The authors assessed 10 biopsy pathologic parameters and 2 clinical parameters using data from two institutions. Of 1287 patients, 798 men had pathologically organ confined (OC) PCa, 282 men had nonorgan-confined disease with capsular penetration (NOC-CP) only, and 207 men showed seminal vesicle or lymph node invasion (NOC-AD) after undergoing pelvic lymphadenectomy and radical prostatectomy. Patient input data were evaluated by ordinal logistic (OLOGIT) and neural network (NN) models; and the likelihood of developing OC, NOC-CP, or NOC-AD disease was calculated for the combined and separate data sets and was compared with the results from original presentation. In addition, a new two-output model was constructed (OC/NOC-CP vs. NOC-AD).
The three-output OLOGIT and NN models predicted OC disease with 95.0% and 98.6% accuracy, respectively, for the combined data set and with 93.0% and 98.6% accuracy, respectively, on subset analysis. The combined accuracy for predicting OC, NOC-CP, and NOC-AD disease in the entire validation set was 66.7% for OLOGIT model and 66.0% for the NN model. The two-output OLOGIT and NN models correctly predicted 94.9% and 100.0% of all OC/NOC-CP disease, respectively.

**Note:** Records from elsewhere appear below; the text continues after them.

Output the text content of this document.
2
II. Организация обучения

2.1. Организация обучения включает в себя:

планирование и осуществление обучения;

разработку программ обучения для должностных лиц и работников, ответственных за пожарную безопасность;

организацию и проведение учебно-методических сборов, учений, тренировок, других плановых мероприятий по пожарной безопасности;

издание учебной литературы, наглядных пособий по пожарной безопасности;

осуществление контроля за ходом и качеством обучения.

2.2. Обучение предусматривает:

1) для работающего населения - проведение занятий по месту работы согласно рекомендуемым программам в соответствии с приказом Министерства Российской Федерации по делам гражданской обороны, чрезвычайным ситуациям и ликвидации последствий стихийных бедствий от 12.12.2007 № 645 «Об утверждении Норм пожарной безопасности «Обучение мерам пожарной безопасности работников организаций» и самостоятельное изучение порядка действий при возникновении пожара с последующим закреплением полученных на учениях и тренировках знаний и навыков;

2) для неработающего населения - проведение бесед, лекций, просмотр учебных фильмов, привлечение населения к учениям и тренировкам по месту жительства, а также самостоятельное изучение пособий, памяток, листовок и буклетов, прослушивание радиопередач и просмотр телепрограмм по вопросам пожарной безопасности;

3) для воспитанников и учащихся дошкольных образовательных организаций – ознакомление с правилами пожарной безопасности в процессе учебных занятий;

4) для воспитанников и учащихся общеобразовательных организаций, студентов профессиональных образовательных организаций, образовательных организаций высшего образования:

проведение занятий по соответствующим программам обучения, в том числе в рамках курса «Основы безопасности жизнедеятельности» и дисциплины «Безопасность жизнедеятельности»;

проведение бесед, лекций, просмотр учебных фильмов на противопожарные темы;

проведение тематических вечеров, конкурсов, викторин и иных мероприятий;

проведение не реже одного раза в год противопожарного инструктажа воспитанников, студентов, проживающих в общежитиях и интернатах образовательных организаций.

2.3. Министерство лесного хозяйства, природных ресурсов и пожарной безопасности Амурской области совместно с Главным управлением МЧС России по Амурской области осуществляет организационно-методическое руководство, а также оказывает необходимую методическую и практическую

Both computation models predicted OC PCa with an accuracy of 93.0–98.6% when they were validated with two different data sets. The OLOGIT and NN-based, two-output model permitted an appropriate treatment decision for 85.2–90.2% of patients. These data support the use of quantitative pathology and clinical data-based decision modeling to manage patients with clinically localized PCa. Cancer 2003;97:969–78. © 2003 American Cancer Society.